How to Improve User Experience
In some ways, usability is a much simpler variable to control than customer experience. Improving customer experience requires conscious, persistent strategizing and precise metrics tracking. To boost user experience, companies can utilize a variety of convenient services or tools like BetaLoop to capture insights into the design and usability aspects of recently launched product features. Companies can use design, speed, and clear messaging as guides to improve user experience no matter which platforms (online or mobile) they use to launch products. Let’s take a peek at these parameters in detail.
- Don’t sacrifice brand for fads: So what if A/B testing showed a .75 percent increase in conversions with the ugly, orange button. If the entire website operates on a modern blue and black color scheme, why damage this image for a microscopic advantage? Keep in mind that design is about more than clicks — it is a direct reflection of your company.
- Just say no to stock photos: Gone are the days when cheesy stock photos gave your website cheap street cred. Today’s consumer can spot a “non-authentic” photo from a mile away, and may be turned off by the man wearing a headset image they’ve already seen on your competitor’s website. Instead encourage employees (your most valuable brand ambassadors) to take photos at the office, at events, etc. In other words, stop looking for a photo that shows a team hard at work — take a photo of your team hard at work.
- Optimize images: This should go without saying. Speed matters. Every moment that visitors spend waiting for images to load or videos to load, is a chance for them to leave. Don’t make your visitors download huge images for no reason. There are tons of free tools available to optimize your images for speed. Check out JPEGmini and Optimizilla for starters.
- Set up automated speed improvements: If you have CMS, use a plugin to cache portions of your website that prevent visitors from downloading the same images more than once. WP Super Cache or W3 Total Cache for WordPress, are plugins that also minimize, sort and compress files to increase browsing speed.
- Be clear and concise: Don’t make visitors guess what your service is all about. Distill what your company can do for them in a clear and concise message. Place this message in headlines and other prominent spaces on the site. No one has time to read the entire website to find out what the company does in great detail. A few well-crafted pages will boost user experience far more than a dozen poorly-written pages.
- Calls to action: Tests have shown that visitors respond better to strategically placed call-to-action buttons, than buttons plastered all over the website.
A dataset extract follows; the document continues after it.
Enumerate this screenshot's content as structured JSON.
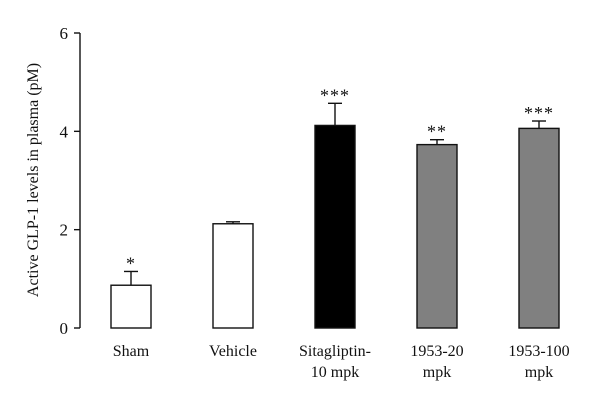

Place call-to-action buttons at points where visitors are ready to make a decision about products and services.
We covered a lot of ground, but the big takeaway is the importance of CX and UX integration. Good CX goes hand-in-hand with good UX. They just look good together! Even if you have two separate teams responsible for each process, these two teams should be working in tandem. There is no magic formula to improve user experience, or top-secret method to improve customer experience — just good old fashioned strategy, time, implementation with the right tools, a team dedicated to products they believe in, and excellent customer service. If you make CX and UX integration a top company initiative, it will convert visits into consistent sales. Who doesn’t want that?